Se dice que las yeguas murieron en el monte olimpo devoradas pro las fieras y las alimañas.
Noveno trabajo de Hércules. Debía conseguir el cinturón de Hipólita por lo que fue a Temiscira, el país de las Amazonas. Cuando llegó, Hipólita le dio la bienvenida y lo invitó a pasar unos días ya que lo admiraba.
Hera, que estaba furiosa hizo correr la voz de que Hércules había raptado a Hipólita pero al final todo se aclaró e Hipólita entregó el cinturón a Hércules y éste se lo dio a Euristeo.
Los bueyes de Gerión
Décimo trabajo de Hércules. Esta vez debía buscar al gigante Gerión, darle muerte y robarle sus ganados. Gerión era un gigante de 3 cuerpos unidos por el vientre. Tenía al cuidado de su gran rebaño a un perro de dos cabezas hermano del Can Cerbero, el guardián de los infiernos. Cuando llegó le salió al encuentro el perro de 2 cabezas al que Hércules abatió a mazazos. Después salió el gigante Gerión al que Hércules abatió con certeros flechazos.

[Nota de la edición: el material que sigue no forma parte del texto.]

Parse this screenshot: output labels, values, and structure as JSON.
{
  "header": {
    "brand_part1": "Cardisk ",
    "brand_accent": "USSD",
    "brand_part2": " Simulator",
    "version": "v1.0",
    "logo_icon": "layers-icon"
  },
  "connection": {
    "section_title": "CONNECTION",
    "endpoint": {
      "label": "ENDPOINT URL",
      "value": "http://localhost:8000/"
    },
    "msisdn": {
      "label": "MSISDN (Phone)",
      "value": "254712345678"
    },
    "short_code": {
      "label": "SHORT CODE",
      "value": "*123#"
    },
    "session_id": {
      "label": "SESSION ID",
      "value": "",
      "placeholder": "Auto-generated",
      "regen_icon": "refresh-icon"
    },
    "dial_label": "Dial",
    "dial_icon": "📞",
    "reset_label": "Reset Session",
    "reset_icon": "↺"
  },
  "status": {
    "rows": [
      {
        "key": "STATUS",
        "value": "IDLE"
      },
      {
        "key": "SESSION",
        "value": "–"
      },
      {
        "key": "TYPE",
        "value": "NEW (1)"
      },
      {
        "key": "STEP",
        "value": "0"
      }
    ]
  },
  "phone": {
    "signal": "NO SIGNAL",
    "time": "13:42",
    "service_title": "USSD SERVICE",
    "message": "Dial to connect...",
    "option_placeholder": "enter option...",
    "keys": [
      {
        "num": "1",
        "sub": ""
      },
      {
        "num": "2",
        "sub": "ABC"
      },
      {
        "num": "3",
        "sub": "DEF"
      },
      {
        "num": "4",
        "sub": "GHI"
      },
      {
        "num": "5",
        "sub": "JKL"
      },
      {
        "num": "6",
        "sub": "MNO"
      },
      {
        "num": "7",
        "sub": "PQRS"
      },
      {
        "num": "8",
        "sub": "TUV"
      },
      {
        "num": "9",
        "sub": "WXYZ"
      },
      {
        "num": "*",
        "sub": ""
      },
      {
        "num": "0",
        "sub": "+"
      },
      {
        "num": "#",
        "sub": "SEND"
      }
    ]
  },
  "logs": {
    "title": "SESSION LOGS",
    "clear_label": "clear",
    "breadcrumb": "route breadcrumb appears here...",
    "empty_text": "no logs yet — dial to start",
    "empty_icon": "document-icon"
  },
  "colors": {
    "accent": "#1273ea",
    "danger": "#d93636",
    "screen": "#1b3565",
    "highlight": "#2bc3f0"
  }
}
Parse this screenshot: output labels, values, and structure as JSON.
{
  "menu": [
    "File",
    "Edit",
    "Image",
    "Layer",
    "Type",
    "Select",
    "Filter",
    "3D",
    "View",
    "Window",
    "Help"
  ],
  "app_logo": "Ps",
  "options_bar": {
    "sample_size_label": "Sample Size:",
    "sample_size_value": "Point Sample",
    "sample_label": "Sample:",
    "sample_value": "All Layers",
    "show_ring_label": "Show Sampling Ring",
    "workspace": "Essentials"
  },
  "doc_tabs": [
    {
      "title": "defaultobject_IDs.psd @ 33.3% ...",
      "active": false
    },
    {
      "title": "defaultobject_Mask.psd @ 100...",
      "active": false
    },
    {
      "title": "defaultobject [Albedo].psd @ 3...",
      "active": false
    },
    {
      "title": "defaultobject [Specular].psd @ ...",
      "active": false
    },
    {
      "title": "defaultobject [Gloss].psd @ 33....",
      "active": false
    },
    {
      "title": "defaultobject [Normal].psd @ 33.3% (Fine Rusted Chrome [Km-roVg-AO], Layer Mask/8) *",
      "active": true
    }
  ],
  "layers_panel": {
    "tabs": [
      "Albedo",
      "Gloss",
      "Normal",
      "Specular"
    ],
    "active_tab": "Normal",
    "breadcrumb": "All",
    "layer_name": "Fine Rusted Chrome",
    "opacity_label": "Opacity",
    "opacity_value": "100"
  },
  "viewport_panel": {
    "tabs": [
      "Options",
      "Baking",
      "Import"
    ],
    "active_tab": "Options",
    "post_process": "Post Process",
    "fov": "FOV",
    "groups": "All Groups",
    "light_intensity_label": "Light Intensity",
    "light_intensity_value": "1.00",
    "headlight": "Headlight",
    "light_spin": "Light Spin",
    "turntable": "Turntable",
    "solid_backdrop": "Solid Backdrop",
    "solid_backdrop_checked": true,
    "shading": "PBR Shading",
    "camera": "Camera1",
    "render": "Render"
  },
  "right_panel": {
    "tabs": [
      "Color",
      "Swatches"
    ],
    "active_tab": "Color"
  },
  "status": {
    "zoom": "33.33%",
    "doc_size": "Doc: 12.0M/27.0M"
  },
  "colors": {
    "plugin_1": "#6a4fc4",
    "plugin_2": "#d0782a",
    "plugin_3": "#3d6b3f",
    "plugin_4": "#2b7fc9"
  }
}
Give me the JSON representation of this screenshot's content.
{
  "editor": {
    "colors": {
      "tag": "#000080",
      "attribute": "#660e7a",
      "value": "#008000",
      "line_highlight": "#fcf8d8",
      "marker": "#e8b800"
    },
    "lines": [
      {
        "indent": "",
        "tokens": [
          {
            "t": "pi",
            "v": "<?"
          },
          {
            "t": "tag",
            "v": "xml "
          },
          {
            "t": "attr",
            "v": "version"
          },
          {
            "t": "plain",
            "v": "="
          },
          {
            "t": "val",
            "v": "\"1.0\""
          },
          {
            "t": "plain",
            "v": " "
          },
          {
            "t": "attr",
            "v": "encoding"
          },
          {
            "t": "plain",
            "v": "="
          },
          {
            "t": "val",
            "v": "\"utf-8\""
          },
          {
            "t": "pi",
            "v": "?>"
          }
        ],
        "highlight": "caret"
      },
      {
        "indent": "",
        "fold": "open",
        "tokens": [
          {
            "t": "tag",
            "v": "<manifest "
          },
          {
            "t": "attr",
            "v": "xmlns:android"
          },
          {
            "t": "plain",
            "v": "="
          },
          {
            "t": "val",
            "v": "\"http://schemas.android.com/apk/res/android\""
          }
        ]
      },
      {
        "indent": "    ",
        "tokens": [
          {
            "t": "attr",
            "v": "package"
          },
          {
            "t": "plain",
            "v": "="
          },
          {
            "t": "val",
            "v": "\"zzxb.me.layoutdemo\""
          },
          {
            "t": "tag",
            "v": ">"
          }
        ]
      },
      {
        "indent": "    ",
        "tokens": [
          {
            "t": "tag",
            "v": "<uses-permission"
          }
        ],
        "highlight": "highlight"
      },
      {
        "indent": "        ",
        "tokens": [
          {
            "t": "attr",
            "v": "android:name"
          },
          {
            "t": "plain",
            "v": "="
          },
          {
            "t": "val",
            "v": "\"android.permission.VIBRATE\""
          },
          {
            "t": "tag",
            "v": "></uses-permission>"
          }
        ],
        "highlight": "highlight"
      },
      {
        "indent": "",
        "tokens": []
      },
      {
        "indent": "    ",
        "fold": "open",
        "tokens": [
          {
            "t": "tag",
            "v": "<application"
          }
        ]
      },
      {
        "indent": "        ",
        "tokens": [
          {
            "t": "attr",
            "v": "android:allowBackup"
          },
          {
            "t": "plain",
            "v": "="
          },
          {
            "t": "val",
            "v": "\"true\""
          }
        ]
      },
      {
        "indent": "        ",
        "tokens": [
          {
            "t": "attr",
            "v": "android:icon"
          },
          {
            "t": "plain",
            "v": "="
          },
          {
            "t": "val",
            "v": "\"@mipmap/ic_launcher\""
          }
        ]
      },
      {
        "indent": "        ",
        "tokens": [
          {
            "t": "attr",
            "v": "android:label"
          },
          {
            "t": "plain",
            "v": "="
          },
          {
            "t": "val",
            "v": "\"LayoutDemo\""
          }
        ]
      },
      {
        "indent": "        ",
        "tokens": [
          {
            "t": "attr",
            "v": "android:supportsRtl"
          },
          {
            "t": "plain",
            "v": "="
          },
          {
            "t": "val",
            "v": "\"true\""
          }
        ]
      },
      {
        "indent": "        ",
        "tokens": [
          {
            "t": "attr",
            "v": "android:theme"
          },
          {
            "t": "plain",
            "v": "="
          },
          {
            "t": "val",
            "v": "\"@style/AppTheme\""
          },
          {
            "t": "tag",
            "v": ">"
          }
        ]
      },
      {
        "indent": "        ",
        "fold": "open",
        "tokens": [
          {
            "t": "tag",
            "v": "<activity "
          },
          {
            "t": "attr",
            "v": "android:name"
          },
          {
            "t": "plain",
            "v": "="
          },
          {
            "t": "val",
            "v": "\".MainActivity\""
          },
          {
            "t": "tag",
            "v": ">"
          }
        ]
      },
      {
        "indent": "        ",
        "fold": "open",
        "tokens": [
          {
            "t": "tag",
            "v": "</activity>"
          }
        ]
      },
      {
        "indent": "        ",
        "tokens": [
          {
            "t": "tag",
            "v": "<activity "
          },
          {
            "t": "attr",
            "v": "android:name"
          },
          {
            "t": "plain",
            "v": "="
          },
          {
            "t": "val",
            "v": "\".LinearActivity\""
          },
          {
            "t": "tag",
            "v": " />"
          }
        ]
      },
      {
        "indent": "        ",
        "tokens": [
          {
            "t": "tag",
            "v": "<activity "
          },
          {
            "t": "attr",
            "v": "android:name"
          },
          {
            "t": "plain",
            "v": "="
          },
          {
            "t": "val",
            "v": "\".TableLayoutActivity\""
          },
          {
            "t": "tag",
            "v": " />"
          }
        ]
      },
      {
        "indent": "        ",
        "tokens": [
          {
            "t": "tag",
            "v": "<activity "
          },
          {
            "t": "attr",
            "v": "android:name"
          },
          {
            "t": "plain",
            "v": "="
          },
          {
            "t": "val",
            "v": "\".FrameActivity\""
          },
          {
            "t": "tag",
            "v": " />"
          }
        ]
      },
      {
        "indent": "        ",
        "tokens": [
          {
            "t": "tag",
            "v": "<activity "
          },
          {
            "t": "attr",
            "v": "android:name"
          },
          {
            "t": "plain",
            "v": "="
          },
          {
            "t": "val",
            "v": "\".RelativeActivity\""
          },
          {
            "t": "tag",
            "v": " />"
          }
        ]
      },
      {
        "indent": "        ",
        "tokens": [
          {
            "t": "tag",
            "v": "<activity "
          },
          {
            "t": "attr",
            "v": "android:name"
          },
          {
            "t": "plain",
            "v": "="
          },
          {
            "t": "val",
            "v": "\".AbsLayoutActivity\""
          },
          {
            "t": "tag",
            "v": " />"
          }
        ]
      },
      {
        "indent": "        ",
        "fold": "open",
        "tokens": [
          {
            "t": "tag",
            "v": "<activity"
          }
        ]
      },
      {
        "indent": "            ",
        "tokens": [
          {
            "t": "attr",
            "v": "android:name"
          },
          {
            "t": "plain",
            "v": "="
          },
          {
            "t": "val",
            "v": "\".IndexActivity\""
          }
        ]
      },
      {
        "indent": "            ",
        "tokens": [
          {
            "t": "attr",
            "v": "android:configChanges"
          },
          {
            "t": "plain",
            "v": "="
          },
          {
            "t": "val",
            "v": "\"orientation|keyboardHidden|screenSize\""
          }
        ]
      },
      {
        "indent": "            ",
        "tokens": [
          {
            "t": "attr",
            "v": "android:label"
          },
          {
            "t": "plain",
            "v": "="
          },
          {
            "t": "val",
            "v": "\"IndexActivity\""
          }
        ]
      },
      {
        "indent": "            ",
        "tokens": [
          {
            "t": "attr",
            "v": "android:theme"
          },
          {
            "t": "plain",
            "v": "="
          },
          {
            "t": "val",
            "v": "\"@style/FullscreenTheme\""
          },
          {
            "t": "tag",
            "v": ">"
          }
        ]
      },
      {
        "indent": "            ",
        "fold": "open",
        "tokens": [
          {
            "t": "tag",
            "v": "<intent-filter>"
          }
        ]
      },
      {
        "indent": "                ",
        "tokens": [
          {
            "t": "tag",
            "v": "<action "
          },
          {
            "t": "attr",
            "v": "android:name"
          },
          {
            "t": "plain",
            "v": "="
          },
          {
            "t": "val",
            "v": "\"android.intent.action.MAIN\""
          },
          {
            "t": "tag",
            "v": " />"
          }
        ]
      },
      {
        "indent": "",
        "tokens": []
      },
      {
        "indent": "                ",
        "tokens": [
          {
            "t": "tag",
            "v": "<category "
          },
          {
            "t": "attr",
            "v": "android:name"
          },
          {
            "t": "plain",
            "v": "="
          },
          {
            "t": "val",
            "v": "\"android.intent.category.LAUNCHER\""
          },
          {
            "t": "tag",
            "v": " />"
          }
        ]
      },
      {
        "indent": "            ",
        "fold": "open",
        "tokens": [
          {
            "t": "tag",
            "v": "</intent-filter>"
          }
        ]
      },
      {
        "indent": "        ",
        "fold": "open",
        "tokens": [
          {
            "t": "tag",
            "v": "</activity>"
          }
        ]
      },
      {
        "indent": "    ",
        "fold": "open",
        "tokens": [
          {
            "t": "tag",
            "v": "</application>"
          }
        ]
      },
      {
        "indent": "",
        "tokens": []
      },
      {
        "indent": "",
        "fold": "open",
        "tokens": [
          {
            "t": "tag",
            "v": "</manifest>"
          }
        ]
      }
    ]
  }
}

Hércules emprendió el camino de regreso llevando consigo los rebaños de Gerión. El camino fue fatigoso y perdió algunos bueyes.
Las manzanas de oro
Undécimo trabajo de Hércules. Euricles le ordenó a Hércules que robara las mazanas de oro del Jardín de las Hespérides. Estas manzanas pertenecían a Hera y estaban custodiadas por un dragón de 3 cabezas. Hercules tras superar varios peligros consiguió llegar al jardín, matar al dragón y llevarse las manzanas.
El Can Cerbero
Duodécimo y último trabajo de Hércules. Esta vez y para quitárselo definitivamente de encima le ordenó que le trajera al Can Cerbero que custodiaba las puertas del infierno.
Hércules lo venció con sus propias manos y se lo llevó vivo ante Euristeo.
Cuando Euristeo lo vio llegar se metió corriendo en su tinaja y le dio la libertad a Hércules, el cual, volvió a poner al Can Cerbero en la puerta del infierno, el lugar que le correspondía.